Tenimin dar çerçevesine sığmayan bir yangın vardı;
Seninle alevlenen bu ateş,
İçimde bir mizan kurdu.
Beşerî arzuların savrulduğu harabelerden geçerek
Ruhumun kıyamete durmuş sessizliğine vardım.
Kirpiğinden süzülen o ince ışık
Şimalden gelen bir işaret gibiydi gönlüme.
Cenubun sıcaklığıyla eriyen eski yaralarım
Pamuk gibi hafifledi, kendi küllerine döndü.
Cihan zannettiğim dünya bir yığından ibaretmiş;
Hakikat, sükûtun en derin kuyusunda gizliymiş meğer.

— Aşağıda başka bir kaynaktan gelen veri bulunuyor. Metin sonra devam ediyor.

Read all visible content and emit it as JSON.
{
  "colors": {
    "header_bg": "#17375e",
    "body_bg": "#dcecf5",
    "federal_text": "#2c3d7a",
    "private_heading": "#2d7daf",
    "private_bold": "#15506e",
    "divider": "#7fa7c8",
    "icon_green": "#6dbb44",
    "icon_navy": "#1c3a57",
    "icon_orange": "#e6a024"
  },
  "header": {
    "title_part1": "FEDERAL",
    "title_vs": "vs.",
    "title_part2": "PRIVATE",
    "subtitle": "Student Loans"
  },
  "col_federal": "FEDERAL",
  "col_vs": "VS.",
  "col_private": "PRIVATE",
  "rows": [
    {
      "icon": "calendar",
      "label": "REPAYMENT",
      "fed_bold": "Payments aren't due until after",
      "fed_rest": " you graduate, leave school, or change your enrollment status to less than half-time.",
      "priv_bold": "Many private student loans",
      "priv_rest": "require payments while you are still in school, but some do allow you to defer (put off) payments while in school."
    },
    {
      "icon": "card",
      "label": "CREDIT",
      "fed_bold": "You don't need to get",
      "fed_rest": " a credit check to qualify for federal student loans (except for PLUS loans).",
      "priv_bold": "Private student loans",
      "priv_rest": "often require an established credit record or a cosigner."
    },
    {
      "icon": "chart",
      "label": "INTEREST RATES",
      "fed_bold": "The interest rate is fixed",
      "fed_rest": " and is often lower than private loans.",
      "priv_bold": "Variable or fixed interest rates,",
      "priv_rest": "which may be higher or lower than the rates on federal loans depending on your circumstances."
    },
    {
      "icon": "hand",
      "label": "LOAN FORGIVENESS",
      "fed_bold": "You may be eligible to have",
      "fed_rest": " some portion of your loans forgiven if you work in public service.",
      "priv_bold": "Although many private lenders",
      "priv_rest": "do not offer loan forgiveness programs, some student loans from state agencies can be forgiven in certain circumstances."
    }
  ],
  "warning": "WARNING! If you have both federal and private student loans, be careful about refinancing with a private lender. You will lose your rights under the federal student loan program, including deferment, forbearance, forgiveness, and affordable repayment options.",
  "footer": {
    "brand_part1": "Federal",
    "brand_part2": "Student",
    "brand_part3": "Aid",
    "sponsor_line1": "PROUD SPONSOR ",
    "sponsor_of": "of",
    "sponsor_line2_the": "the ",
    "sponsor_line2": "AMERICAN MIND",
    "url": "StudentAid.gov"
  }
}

Ruhumun haritasında kayboldukça
Bana yol gösteren, sen değil
Senden taşan mana oldu.
Perdenin aralandığı o an,
Tenim inkâr etti
Fakat kalbimin mahşeri ayaklandı.
“Secde et” dedi içimden geçen bir nefes,
“Varacağın yer O’dur;
Yolculuğun sensizliğe değil,
O’nun huzurunadır.”
Bir harabe gibi çökmüştü iç dünyam,
Senin dokunuşunla değil,
Aşkın kendi nefesiyle dirildi.
Saltanat sandığım benlik yıkıldı;
Yerine İlahi Divan’ın sessiz hükmü kuruldu.
Gökyüzü genişledi, yıldızlar dile geldi
Cihanın ötesine çağıran bir davet gibi
Yankılandı içimde.
Nefesim, artık beşerî arzuların değil
Hakikat ateşinin rüzgârıyla yürüyen bir söz oldu.
Payitaht sanırdım seni, ey gönlün aynası;
Oysa payitaht,
Varlığın ötesine taşan o nurdaymış.
Kirpiğinin ucunda titreyen o ışık
Çoktan Rabbimin hikmetine açılan
Bir kapıymış.
Fâni tenimi geride bıraktığım bu seyirde
Sırat köprüsü gibi ince bir yol çizildi önüme.
Aşk, beni senden alıp
O’na götüren bir kervana dönüştü;
Ben ise o kervanın kum tanelerinden biri oldum.
Şimdi biliyorum
Aşkın bir nefesiyle başlar yolculuk,
Cihanın ötesine varınca tamam olur.
Ben sende kaybolduğumu sandıkça
O’nda bulunmak için hazırlanıyormuşum meğer.